Ube Group to Restructure Caprolactam Business and Related Operations

July 22, 2002

Ube Industries, Ltd. (President: Kazumasa Tsunemi), as part of the restructuring initiatives of its current "New 21.UBE Revised Plan", three-year management plan, will be restructuring its caprolactam (CPL) business-one of the Ube Group's fundamental businesses-and related operations.

  1. CPL Business Restructuring
    The Ube Group's CPL business currently maintains an annual production capacity of 365,000 tons-equal to approximately 10% of global annual demand-as well as a global distribution framework through the four manufacturing centers of Ube's Sakai Factory; Ube Chemical Factory; a subsidiary in Thailand, Thai Caprolactam Public Co., Ltd. (TCL); and a subsidiary in Spain, Productos Quimicos del Mediterraneo, S.A. (PQM). Ube will be shutting down the Sakai Factory's No. 1 CPL plant in spring 2003, thereby achieving a substantial cost reduction. The No. 1 CPL plant, which has an annual capacity of approximately 20,000 tons, uses a traditional process which produces relatively large volume of ammonium sulphate as by-product. Through concurrent reductions in personnel and running costs, Ube anticipates achieving an overall cost reduction of ¥2.3 billion between fiscal 2002 and 2003.
    Also, in April 2002 organizational reforms were implemented at Ube Chemical Factory, and departments indirectly related to manufacturing were slimmed down. Through these reforms, Ube will strengthen its production technologies and enhance production efficiency, aiming to achieve ¥1.8 billion improvement in profit between fiscal 2002 and 2003 from the streamlining.

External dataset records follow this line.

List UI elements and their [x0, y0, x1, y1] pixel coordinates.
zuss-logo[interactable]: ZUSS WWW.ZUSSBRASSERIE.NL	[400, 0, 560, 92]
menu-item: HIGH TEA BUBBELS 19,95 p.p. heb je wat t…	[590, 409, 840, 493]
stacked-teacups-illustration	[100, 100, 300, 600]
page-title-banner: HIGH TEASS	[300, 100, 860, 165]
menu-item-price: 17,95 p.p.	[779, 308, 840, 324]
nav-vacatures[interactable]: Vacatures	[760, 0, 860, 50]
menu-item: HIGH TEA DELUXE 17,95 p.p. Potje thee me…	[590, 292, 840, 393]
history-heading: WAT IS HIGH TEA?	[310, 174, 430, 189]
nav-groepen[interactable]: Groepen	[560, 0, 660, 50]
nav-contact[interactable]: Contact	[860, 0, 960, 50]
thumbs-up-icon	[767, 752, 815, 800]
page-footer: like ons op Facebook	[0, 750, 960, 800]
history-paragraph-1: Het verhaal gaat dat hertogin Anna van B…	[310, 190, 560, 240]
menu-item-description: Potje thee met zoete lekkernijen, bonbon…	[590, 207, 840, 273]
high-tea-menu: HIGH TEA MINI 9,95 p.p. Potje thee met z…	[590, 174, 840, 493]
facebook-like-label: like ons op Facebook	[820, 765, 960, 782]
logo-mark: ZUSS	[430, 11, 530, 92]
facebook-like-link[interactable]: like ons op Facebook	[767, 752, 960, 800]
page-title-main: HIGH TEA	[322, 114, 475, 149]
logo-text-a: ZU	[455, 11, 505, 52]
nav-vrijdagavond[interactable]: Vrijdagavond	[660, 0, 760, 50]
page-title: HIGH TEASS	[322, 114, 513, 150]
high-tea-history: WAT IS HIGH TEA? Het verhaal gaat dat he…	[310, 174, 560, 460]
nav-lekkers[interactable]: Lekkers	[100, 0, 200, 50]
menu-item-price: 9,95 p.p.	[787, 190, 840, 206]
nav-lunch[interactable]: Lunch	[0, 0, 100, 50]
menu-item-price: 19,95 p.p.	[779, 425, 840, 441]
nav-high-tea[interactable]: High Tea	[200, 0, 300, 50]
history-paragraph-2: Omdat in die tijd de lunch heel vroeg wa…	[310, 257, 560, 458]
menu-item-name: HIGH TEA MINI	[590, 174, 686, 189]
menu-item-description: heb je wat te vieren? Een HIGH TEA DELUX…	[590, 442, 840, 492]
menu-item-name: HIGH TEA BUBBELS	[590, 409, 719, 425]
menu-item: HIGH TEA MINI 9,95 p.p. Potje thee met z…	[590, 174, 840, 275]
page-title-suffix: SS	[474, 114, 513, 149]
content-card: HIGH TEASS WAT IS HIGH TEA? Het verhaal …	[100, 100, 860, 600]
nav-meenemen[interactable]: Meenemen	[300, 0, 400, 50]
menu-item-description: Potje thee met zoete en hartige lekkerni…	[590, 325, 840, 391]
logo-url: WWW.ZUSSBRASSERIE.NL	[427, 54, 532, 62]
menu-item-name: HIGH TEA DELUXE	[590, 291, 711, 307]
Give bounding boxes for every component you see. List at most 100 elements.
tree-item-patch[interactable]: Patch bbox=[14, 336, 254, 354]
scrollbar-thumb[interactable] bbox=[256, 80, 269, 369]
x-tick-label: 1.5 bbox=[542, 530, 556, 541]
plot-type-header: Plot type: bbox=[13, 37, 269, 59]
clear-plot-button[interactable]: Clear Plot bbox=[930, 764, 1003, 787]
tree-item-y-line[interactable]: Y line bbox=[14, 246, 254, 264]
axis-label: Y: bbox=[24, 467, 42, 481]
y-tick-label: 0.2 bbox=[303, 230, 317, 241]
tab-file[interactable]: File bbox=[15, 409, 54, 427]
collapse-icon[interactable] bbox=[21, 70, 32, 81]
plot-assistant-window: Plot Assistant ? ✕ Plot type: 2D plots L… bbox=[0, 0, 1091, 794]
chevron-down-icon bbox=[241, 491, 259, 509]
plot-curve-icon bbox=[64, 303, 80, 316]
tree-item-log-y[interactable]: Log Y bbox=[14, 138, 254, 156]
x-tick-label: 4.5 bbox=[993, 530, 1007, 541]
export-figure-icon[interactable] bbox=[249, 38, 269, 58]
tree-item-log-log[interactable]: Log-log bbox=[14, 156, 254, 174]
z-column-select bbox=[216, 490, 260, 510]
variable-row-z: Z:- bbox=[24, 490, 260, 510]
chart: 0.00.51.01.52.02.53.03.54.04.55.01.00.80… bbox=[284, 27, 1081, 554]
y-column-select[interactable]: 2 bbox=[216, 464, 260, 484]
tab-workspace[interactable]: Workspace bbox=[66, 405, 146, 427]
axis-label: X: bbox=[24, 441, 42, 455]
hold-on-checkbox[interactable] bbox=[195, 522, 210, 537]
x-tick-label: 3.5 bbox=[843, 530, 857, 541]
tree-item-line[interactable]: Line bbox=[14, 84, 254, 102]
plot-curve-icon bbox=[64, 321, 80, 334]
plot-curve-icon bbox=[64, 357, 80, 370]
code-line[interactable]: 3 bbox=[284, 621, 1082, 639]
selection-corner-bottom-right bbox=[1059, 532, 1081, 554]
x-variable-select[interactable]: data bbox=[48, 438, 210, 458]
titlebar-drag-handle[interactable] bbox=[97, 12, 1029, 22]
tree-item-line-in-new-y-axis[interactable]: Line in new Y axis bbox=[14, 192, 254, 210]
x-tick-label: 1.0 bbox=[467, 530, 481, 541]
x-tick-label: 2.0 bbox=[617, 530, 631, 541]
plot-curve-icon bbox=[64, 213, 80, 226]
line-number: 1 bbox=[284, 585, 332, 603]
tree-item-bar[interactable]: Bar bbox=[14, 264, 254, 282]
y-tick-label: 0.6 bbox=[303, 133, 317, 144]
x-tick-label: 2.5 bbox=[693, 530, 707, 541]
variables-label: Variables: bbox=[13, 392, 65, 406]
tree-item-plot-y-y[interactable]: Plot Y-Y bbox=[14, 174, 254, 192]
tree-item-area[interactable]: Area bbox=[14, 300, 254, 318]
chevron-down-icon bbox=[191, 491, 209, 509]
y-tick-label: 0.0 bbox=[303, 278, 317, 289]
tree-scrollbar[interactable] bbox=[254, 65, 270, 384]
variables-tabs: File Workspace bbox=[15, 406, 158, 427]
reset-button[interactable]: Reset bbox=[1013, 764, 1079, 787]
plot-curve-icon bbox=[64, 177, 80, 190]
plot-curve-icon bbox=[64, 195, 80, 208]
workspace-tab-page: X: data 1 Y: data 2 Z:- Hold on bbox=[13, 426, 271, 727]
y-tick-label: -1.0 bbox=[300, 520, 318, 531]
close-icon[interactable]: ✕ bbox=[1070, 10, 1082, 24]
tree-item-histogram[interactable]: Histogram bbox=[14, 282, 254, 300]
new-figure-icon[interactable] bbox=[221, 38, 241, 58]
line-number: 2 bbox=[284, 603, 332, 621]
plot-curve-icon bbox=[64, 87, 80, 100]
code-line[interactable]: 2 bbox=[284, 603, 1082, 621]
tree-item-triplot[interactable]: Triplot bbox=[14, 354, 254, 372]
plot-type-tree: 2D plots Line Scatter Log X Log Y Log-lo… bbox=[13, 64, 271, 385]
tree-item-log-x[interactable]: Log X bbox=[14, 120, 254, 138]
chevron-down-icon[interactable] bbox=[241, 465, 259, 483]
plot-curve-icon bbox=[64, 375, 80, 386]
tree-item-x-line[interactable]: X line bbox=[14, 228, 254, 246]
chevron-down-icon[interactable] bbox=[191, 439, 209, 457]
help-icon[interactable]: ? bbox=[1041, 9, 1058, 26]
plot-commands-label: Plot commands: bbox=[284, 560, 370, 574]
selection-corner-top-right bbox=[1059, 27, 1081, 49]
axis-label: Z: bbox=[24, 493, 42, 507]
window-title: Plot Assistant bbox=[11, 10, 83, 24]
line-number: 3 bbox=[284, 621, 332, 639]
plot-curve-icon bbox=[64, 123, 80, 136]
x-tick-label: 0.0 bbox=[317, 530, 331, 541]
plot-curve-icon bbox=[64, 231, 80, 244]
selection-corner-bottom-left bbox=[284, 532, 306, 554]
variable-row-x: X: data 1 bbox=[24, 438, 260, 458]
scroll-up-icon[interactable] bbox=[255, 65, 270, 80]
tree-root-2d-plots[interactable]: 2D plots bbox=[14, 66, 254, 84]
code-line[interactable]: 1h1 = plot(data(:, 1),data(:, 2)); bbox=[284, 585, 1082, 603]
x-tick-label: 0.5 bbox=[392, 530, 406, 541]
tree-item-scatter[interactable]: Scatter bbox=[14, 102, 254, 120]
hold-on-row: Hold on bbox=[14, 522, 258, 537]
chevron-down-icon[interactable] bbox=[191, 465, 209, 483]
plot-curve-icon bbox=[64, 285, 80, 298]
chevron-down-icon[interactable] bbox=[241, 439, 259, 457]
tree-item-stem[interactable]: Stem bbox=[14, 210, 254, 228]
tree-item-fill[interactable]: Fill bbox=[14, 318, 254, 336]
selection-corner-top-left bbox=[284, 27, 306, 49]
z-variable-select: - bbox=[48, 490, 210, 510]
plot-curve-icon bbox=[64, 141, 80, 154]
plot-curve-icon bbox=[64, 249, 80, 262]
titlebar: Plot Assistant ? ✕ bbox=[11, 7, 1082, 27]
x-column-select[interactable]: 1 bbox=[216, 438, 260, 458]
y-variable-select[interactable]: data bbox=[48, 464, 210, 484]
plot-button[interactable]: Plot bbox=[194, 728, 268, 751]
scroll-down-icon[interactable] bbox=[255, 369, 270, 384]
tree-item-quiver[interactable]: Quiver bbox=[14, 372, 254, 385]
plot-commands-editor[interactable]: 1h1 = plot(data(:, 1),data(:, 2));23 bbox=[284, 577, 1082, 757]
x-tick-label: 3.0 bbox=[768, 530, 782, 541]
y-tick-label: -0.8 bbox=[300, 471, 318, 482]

    With these initiatives, Ube will strive to improve earnings by a total of more than ¥4.0 billion between fiscal 2002 and 2003, which will add an additional Y1.0 billion to the streamlining plans in the New 21(UBE revised plan for the CPL business.
    Meanwhile, to coincide with these rigorous streamlining plans in Japan, Ube will shift its CPL production from Japan to overseas and aggressively develop its CPL related business. Specifically, reflecting the closure of the Sakai Factory's No. 1 CPL plant, TCL will expand its CPL production capacity by approximately 20,000 tons (representing roughly ¥0.8 billion increase in annual earnings in fiscal 2004 and thereafter), which will improve Groupwide profitability through the shift to more cost-competitive TCL products.
  2. Restructuring of Related Operations
    Ube maintains a chemical complex located in Ube district that focuses on CPL operations, including its subsidiaries. The complex deals in the manufacture of such CPL downstream products as nylon-6 and nylon-12 resins, several kinds of fine chemical products derived from intermediary materials, and agricultural products which utilizes ammonium sulphate by-product and ammonia as a raw material of CPL. In addition to the aforementioned CPL streamlining plans, a variety of initiatives will be implemented in these related operations to generate additional profitability for the entire Ube Group.
    Specifically, the three manufacturing plants of Ube Agri-Materials, Ltd., will be consolidated into a single plant to achieve rationalization, and Ube Ammonia Industry, Ltd., will work to reduce costs by lowering raw materials prices and curtailing labor and operating costs, while striving to achieve greater competitiveness by reducing maintenance costs through the attainment of voluntary security certification.
  3. Ube Group positions the CPL business and related operations as one of its fundamental businesses, and will continue to restructure manufacturing operations both in Japan and overseas, strengthen its chemical complex by leveraging the synergistic effects among related products, and implement further specific initiatives to improve its earning stability.